Blick in eine Intensivstation

Erinnern Sie sich noch? Plötzlich sollte es ganz schnell gehen. Mehr Intensivbetten in den Kliniken für schwere Covid-19-Fälle. Und die Gelder dafür flossen sehr schnell.

Eines ist bisher klar: Die bestehenden Intensivbetten reichten in Deutschland zu jedem Zeitpunkt aus. Es bedurfte nicht eines zusätzlichen Platzes. Schließlich liegt Deutschland im Ländervergleich mit der Zahl der Intensivbetten weit vorne.
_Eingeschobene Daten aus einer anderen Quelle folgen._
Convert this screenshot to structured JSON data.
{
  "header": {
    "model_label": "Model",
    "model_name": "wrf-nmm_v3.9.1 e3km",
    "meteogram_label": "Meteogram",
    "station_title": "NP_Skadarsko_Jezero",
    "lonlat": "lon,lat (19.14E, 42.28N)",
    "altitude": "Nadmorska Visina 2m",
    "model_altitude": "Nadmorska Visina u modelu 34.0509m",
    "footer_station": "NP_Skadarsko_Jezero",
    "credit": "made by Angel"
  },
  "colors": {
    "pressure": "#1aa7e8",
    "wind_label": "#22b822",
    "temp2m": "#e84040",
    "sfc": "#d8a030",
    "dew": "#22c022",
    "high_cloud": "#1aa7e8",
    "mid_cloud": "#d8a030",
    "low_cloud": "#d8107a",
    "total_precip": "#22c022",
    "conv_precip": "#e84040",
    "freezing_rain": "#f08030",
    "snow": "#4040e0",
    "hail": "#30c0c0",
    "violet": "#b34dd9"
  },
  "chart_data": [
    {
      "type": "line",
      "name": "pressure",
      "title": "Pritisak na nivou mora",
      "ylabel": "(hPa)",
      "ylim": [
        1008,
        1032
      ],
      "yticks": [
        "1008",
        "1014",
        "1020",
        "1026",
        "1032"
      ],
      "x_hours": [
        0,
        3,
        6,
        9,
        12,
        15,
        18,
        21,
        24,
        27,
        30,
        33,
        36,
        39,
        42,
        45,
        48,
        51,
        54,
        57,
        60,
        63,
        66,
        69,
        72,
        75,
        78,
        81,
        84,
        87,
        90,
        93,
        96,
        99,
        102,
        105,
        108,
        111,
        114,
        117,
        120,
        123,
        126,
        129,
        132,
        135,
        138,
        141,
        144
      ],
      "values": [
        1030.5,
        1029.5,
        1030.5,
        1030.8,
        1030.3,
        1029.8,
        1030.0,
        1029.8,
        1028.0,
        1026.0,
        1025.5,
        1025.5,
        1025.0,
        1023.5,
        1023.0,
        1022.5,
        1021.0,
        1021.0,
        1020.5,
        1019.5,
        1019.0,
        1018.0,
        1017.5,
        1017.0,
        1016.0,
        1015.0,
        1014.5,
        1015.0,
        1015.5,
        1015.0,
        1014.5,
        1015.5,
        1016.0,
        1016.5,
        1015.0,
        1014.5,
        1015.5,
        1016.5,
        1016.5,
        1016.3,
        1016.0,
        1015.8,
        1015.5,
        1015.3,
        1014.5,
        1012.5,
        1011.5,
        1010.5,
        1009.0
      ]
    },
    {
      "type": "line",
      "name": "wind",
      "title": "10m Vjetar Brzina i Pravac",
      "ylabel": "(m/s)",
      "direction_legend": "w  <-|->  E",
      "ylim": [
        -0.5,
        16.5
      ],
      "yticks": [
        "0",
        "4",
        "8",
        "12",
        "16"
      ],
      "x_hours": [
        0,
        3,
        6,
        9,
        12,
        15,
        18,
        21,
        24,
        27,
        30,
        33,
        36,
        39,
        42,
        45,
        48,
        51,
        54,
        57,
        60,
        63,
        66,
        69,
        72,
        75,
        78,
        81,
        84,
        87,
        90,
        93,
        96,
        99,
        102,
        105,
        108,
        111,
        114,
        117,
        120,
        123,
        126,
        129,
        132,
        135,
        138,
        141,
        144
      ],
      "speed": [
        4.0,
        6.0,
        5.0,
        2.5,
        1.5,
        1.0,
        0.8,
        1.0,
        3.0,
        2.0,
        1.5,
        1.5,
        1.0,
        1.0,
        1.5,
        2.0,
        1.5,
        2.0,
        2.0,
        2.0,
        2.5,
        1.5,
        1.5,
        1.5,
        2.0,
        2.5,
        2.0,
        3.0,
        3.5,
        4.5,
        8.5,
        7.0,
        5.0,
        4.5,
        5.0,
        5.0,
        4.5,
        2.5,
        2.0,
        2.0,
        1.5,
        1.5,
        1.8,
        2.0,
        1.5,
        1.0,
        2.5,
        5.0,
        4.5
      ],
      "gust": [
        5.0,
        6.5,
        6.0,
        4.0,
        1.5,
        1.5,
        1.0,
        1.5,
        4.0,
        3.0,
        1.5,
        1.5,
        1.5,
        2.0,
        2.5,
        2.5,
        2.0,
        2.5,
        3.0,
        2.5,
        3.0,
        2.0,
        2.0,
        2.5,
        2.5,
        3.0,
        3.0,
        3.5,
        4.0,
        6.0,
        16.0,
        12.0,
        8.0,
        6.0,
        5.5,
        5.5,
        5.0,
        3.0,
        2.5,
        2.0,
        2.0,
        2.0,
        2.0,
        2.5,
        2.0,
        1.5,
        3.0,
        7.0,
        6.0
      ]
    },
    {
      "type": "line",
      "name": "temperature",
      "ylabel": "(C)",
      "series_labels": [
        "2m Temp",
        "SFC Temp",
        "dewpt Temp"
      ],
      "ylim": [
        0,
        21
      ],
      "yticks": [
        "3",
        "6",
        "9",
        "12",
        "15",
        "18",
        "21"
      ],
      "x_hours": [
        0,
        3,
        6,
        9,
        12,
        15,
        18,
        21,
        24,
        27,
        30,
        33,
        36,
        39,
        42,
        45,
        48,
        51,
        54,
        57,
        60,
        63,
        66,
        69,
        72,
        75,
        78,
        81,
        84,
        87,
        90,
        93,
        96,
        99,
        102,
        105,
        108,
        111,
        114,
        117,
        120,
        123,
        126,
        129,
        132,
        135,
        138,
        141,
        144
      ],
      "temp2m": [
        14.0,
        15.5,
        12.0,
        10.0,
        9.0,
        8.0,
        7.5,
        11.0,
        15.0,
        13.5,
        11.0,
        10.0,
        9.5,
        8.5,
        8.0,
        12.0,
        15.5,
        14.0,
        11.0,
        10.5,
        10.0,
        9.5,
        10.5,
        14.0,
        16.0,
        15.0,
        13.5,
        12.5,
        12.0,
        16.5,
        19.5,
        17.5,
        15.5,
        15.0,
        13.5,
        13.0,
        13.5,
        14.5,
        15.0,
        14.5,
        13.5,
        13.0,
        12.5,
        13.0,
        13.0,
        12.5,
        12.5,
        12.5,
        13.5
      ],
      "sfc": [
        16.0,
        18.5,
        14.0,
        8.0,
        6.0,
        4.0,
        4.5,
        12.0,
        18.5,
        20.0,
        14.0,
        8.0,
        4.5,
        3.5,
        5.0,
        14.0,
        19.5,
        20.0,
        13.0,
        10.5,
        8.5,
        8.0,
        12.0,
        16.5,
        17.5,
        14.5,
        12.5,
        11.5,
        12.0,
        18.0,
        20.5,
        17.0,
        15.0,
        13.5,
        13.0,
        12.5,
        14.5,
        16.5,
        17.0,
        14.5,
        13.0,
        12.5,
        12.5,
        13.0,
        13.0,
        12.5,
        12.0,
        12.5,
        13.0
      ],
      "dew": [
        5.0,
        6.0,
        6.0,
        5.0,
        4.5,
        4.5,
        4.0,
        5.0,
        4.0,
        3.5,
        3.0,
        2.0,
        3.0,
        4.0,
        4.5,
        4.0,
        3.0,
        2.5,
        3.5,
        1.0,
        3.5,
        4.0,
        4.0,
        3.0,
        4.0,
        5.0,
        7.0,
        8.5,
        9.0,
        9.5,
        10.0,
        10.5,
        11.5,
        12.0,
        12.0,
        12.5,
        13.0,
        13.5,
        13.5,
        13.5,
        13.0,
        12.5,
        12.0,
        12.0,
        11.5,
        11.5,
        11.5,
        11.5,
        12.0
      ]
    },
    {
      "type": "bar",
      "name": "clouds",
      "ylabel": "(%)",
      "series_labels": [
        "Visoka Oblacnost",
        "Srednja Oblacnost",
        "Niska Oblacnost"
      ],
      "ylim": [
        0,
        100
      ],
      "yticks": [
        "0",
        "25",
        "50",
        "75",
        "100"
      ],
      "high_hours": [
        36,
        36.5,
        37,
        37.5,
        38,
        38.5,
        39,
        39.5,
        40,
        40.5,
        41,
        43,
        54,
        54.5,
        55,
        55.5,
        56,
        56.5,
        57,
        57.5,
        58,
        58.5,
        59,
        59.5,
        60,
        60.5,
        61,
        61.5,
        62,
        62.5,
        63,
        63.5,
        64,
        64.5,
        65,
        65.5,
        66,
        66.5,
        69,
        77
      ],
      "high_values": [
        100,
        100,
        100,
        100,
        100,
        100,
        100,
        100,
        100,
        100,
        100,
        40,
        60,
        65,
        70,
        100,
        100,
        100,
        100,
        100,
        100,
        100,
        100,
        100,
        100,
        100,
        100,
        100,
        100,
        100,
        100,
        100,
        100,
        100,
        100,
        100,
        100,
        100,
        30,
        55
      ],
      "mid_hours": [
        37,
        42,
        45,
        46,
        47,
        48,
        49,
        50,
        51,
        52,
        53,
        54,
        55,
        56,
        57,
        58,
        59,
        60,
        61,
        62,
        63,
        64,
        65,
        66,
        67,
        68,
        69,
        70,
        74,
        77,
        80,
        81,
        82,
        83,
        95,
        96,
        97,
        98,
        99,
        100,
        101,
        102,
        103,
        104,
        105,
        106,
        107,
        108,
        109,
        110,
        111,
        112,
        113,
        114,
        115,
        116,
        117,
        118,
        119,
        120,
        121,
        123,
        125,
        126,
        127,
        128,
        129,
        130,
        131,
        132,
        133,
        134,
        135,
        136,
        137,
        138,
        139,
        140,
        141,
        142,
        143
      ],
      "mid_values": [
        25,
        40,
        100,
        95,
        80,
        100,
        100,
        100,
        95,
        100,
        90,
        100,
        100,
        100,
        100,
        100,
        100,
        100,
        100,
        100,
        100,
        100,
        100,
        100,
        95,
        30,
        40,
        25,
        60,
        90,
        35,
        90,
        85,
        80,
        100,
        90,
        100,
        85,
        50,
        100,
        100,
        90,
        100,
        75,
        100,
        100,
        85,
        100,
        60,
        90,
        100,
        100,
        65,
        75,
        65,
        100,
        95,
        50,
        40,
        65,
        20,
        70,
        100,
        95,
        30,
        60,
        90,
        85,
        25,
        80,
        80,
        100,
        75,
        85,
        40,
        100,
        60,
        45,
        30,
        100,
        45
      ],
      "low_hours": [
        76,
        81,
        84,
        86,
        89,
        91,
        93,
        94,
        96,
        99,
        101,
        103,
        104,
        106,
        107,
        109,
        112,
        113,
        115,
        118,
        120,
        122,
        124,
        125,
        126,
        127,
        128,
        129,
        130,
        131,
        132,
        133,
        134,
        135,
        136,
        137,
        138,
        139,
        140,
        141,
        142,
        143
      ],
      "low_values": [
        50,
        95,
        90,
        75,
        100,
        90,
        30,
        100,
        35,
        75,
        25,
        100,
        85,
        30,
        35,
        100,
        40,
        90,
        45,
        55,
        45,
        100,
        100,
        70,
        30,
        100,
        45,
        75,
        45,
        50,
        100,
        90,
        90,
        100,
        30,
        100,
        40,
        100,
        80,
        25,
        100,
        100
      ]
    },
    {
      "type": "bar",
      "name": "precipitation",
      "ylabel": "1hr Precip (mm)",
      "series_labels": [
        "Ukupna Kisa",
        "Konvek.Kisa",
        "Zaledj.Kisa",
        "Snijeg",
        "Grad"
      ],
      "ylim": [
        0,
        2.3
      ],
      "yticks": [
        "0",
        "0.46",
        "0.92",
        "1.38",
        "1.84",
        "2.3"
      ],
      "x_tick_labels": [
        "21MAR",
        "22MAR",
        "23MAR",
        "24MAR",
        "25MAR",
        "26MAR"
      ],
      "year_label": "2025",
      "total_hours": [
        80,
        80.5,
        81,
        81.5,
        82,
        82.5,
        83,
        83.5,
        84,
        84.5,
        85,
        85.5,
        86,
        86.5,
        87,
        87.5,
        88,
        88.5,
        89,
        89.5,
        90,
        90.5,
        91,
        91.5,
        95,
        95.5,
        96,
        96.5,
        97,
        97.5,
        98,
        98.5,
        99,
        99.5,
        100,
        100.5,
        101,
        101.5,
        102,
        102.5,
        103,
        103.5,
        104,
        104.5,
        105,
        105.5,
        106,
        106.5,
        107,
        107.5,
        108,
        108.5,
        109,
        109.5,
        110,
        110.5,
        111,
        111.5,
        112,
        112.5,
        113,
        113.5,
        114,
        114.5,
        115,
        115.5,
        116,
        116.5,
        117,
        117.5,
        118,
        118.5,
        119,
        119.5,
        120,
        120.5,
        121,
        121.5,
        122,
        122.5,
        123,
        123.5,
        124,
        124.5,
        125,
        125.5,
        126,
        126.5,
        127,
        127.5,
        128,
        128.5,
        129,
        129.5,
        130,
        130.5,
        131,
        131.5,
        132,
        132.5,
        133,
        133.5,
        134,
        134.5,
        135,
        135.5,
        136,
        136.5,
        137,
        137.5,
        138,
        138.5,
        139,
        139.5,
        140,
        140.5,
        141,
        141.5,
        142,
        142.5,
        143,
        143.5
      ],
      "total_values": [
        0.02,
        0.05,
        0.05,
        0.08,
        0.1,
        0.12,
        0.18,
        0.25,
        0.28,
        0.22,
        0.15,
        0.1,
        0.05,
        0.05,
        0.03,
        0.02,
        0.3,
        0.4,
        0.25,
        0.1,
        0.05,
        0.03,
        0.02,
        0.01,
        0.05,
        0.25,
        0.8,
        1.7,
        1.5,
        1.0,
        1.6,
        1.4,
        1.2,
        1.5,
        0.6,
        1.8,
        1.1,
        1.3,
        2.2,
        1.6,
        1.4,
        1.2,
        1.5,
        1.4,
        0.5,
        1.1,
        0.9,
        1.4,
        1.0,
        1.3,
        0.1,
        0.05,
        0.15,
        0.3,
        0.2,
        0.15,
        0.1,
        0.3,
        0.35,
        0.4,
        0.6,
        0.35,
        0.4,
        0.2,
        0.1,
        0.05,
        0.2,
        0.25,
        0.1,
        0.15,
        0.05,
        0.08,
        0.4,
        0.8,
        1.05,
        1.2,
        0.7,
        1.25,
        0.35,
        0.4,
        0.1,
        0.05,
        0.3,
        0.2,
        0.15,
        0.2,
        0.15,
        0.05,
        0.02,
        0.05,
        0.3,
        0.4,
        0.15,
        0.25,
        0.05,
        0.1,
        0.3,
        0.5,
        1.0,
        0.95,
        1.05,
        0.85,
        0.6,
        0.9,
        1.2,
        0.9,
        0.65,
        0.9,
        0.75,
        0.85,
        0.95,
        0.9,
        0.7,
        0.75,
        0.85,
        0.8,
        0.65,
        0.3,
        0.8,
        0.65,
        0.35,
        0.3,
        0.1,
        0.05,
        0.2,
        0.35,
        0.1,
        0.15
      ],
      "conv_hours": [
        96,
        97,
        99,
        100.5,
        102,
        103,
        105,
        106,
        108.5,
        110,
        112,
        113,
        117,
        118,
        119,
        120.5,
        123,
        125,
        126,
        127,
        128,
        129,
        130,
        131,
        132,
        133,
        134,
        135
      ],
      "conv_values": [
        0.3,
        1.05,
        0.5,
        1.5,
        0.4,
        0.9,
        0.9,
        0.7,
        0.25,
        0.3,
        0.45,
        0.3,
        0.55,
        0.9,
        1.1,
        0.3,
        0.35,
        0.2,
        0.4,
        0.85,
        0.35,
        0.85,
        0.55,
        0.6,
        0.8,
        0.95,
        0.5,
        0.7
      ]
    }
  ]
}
Während bei uns 34 solcher Betten pro 100.000 Einwohner vorgehalten werden, sind es in anderen Industrieländern nur rund die Hälfte.

So beziffert sich der Wert in den USA auf 17 Betten, in Frankreich 16 und in Kanada nur 13. Warum die Aufstockung einer nachgerade überdimensionierten Versorgungs-Kapazität überhaupt notwendig ist, erscheint schleierhaft.

Daneben taucht zunehmend eine ganz andere Frage auf: Wo sind denn die zusätzlich geschaffenen Intensivbetten?

Ein Beitrag [1] von tagesschau.de  vom 6. Juli 2021, nahm sich dieses Themas an. Und ich verrate nicht zu viel, wenn ich sage, dass es um schwindelerregende Beträge geht – wenn man den Ausführungen des ARD-Beitrags glauben darf.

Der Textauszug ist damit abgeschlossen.